The Crack In The Teacup
Barhaven is on the south coast within commuting distance from London. It is, however, a fairly sleepy place and it seems incredulous that it could be the kind of town where the local councillors could manage to line their own pockets. However, there is something odd about the borough engineers behaviour, and it seems strange that the owner of the local amusement park is unknown, and the Town Clerk himself is acting peculiarly. Enter a young lawyer, who finds himself at the centre of a major campaign against racketeering. The public and the press become involved and it ends with a twist that is totally unexpected.
Death Has Deep Roots
This is a detective and trial story with a complicated plot that will grip the reader. Victoria Lamartine is on trial for the murder of her supposed lover, whom she is accused of having stabbed. There are only five suspects including Lamartine. But evidence that doesn’t fit the police theory of the crime has been ignored, whilst all of the damming evidence is presented in isolation. Intriguingly, whilst the murder was committed in England, all of the suspects somehow have a past connection with France and its wartime underground. However, there now appears to be links to gold smuggling and it is not immediately clear how all of the different pieces of evidence fit together. As always, Gilbert neatly takes the reader to a satisfying final twist and conclusion.
Death In Captivity
A suspected informer is found dead in a collapsed section of an escape tunnel being dug in a prisoner-of-war camp in Italy.
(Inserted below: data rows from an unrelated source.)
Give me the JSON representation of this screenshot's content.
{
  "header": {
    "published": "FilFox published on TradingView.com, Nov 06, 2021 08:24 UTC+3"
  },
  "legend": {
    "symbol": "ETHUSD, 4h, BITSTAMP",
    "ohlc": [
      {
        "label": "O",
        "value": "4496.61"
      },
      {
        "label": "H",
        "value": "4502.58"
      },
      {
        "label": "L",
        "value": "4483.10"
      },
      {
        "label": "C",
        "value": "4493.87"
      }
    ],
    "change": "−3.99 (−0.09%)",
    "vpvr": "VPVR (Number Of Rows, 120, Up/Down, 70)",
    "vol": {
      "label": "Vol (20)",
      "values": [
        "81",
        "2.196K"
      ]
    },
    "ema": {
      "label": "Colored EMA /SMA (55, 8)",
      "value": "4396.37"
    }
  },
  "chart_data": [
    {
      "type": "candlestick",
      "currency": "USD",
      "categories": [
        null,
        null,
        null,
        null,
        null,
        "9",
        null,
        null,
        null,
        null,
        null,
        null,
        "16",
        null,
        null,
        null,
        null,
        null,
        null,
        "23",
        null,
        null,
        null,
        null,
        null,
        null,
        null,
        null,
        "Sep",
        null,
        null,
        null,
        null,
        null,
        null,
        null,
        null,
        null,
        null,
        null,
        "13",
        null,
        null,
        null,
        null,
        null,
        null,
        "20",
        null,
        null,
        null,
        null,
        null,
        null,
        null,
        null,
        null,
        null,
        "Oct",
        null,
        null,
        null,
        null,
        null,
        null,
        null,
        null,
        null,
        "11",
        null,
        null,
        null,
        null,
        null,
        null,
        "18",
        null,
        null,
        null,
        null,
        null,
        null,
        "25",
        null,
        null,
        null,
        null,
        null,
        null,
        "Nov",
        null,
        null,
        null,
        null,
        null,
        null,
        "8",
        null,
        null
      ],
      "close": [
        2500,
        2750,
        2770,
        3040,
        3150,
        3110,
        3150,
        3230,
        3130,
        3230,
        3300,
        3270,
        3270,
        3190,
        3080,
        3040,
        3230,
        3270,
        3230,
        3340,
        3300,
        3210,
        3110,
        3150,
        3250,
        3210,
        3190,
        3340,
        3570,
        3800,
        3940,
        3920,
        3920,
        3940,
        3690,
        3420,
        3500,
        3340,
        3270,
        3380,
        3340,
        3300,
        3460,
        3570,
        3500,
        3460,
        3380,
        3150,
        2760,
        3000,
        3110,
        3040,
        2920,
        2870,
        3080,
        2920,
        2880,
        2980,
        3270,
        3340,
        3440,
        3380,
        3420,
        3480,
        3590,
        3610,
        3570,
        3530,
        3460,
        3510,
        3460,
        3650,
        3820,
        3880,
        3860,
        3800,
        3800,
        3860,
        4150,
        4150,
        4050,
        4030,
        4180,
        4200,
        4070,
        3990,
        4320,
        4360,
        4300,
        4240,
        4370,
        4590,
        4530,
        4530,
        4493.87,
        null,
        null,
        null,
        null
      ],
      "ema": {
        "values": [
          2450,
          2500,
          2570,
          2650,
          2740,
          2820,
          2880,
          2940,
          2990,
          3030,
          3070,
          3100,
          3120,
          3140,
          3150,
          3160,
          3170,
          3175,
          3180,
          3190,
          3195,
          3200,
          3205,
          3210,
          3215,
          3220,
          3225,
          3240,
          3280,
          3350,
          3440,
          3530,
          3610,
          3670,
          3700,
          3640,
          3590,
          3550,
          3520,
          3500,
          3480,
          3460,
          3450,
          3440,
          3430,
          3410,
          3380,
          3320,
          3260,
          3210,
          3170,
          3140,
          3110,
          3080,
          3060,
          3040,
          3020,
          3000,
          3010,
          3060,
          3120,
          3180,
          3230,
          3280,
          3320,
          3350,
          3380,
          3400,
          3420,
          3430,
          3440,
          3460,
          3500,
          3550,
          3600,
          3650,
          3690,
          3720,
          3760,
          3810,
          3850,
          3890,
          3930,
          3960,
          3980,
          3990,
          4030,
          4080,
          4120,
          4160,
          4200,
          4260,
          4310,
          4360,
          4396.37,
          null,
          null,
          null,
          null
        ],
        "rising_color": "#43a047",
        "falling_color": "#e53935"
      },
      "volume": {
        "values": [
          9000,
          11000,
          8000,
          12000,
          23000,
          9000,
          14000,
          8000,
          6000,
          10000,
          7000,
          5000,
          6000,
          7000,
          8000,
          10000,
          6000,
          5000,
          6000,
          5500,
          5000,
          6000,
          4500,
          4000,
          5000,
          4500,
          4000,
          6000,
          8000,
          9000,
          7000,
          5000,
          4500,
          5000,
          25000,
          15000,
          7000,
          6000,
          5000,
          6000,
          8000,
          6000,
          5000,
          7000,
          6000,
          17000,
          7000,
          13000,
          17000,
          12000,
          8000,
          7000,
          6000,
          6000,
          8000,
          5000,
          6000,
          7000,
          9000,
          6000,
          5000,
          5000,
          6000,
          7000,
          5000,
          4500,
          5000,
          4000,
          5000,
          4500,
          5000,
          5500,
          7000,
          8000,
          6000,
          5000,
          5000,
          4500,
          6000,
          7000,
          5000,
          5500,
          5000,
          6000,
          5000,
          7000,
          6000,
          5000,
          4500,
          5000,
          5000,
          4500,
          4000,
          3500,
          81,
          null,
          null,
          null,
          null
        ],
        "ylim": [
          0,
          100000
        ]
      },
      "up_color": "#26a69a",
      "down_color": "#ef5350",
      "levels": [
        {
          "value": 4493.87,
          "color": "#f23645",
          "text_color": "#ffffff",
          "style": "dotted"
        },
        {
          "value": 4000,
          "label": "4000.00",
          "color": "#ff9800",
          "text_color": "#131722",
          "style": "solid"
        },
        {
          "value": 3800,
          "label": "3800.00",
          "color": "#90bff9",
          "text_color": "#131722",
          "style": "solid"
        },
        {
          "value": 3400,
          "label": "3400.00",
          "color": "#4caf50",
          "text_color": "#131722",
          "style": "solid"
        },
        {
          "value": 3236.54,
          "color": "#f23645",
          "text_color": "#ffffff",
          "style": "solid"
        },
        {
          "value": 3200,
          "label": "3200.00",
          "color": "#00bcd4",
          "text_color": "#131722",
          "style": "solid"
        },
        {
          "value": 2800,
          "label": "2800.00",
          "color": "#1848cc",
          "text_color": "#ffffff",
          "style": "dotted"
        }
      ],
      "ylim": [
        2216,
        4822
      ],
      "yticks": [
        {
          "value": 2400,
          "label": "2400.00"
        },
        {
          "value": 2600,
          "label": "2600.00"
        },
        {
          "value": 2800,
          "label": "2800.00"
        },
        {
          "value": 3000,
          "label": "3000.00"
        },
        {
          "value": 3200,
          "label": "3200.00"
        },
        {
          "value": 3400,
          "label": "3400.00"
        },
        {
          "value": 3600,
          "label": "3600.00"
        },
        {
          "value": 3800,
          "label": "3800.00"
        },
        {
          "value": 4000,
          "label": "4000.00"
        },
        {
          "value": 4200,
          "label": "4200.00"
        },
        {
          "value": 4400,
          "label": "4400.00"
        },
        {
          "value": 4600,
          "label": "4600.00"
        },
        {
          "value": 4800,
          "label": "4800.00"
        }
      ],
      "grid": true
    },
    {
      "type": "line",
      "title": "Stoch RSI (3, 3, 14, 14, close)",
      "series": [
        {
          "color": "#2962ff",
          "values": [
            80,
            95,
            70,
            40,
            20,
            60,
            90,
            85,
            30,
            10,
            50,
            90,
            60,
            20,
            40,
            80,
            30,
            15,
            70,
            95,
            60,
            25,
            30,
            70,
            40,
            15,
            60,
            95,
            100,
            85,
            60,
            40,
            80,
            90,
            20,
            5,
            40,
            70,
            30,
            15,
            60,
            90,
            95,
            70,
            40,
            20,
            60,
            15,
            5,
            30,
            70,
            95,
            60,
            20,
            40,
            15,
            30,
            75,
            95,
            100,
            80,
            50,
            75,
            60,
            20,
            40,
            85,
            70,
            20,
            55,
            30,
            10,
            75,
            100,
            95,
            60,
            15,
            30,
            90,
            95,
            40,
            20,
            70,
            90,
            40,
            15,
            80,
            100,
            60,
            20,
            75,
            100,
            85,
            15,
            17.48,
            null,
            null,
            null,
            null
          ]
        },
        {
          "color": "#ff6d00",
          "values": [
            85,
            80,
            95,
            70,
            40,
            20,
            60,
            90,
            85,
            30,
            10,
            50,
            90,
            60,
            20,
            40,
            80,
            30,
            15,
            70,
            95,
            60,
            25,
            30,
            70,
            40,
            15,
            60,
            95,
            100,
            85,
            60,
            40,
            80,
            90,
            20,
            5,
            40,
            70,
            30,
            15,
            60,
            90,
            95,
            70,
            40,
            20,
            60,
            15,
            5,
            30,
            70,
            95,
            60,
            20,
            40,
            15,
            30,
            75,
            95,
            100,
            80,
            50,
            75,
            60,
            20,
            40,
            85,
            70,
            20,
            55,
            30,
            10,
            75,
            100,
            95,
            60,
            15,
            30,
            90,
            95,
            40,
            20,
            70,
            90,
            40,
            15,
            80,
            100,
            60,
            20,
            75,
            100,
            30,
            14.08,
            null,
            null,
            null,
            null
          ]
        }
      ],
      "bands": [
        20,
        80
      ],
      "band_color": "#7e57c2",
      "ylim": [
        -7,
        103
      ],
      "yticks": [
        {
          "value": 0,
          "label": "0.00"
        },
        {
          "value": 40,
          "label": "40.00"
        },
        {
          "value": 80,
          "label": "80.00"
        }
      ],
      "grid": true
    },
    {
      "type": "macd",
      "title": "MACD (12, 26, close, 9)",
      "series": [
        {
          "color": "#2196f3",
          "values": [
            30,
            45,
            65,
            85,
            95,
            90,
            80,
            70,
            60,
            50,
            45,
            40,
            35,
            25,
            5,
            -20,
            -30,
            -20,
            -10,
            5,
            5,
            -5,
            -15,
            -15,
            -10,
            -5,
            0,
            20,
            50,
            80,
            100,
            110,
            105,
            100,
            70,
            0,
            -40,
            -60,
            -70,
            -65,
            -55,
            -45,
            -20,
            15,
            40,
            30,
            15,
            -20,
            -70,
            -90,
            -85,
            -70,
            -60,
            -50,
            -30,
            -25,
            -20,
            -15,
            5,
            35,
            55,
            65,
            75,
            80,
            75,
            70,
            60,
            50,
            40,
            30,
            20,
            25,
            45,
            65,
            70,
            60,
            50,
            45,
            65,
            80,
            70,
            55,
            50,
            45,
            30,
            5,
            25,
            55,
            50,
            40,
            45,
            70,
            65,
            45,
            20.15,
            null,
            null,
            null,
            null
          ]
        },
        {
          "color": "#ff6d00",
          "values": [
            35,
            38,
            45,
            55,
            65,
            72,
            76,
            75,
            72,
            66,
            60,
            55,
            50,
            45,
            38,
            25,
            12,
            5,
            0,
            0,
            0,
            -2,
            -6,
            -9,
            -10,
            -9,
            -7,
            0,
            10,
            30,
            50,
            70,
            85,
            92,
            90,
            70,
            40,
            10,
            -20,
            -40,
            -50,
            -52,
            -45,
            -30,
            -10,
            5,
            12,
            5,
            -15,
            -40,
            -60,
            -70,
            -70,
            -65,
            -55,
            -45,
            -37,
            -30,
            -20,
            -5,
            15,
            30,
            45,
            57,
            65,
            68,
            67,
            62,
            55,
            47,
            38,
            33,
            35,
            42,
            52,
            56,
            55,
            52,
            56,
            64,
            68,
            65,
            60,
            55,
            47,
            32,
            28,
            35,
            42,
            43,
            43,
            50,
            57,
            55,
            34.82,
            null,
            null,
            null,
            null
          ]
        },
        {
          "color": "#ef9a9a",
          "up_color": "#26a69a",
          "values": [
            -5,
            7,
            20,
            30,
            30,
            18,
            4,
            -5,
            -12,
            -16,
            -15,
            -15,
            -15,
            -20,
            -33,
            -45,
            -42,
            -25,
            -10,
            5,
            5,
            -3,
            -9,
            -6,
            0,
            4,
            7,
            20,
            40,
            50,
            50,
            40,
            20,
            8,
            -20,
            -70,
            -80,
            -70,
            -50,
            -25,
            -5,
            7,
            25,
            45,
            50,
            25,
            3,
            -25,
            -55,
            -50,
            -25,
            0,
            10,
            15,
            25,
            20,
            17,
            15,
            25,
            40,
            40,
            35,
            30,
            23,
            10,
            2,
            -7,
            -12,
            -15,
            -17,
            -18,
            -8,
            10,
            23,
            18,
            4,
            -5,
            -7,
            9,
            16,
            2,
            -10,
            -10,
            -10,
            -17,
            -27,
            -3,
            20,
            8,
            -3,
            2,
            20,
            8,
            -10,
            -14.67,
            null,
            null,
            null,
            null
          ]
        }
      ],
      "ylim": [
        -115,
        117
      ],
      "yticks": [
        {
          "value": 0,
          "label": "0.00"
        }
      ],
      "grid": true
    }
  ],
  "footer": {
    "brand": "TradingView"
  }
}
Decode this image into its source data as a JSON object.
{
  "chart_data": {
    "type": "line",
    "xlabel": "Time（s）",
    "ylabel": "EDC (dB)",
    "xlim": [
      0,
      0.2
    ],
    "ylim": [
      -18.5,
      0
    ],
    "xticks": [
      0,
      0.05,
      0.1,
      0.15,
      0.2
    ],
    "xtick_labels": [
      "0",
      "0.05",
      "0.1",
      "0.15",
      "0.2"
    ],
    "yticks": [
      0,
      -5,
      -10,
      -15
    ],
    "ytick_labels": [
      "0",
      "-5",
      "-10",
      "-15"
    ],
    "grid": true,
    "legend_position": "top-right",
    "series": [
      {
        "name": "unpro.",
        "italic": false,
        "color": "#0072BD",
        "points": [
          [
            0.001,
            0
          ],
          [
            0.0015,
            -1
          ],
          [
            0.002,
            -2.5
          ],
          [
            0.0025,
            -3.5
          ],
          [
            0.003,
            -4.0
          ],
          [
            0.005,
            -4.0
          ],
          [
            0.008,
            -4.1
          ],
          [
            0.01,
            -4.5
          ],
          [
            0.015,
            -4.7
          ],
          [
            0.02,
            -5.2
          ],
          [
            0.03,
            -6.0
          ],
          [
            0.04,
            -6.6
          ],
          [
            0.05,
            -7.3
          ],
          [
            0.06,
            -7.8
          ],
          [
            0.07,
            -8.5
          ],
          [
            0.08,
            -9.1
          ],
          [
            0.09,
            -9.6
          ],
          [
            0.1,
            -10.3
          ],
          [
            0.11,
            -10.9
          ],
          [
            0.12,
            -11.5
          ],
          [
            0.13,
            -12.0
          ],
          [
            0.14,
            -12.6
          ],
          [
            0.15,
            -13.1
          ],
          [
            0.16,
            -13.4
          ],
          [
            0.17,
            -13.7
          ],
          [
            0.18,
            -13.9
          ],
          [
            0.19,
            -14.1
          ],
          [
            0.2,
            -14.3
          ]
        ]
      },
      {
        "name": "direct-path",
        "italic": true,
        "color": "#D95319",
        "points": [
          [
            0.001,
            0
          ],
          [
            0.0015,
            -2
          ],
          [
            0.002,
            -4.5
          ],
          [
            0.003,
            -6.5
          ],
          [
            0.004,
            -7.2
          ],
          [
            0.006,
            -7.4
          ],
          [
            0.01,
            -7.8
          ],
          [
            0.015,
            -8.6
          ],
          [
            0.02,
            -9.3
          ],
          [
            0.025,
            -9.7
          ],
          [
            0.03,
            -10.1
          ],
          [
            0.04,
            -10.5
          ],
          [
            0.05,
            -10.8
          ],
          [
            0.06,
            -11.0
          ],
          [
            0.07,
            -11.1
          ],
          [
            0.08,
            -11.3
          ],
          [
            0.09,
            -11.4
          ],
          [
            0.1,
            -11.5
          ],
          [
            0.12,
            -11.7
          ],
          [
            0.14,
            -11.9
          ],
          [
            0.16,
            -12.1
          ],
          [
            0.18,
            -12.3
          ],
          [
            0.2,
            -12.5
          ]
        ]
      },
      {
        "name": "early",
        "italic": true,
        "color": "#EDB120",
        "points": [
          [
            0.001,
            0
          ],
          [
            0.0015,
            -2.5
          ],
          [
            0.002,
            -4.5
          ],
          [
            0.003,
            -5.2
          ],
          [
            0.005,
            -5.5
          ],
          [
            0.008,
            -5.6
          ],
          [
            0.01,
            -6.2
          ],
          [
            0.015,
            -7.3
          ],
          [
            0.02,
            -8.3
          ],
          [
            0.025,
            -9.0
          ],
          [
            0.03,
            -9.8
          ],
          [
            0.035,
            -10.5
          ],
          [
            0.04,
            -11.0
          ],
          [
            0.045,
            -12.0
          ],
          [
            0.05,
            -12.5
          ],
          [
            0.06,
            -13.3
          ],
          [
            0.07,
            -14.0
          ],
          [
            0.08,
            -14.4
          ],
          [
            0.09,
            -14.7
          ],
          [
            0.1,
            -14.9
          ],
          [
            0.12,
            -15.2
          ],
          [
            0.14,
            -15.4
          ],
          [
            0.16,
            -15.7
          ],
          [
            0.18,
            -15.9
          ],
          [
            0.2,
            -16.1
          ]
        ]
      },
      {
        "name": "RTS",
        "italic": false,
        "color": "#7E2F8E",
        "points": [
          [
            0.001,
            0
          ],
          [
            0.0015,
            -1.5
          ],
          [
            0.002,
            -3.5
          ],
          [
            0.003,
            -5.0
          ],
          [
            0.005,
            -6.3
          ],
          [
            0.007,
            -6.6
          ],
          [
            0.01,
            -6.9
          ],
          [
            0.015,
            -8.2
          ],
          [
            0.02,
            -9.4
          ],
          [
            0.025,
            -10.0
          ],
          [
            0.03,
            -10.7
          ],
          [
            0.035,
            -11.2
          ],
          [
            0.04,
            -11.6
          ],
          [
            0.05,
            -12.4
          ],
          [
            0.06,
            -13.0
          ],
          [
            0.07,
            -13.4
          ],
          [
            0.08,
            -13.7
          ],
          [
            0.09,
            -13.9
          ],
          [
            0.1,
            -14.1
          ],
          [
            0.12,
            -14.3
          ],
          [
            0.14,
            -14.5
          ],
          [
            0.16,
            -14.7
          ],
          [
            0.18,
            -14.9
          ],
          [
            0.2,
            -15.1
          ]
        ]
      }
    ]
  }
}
So as to protect the tunnel the prisoners decide to move the body to another that has already been abandoned. But then the fascist captors declare the death to be murder and determine to investigate and execute the officer they suspect was responsible. It therefore becomes a race against time to find the true culprit and Captain Henry "Cuckoo" Goyles, a former headmaster, master tunneller and sometime amateur detective takes on the case.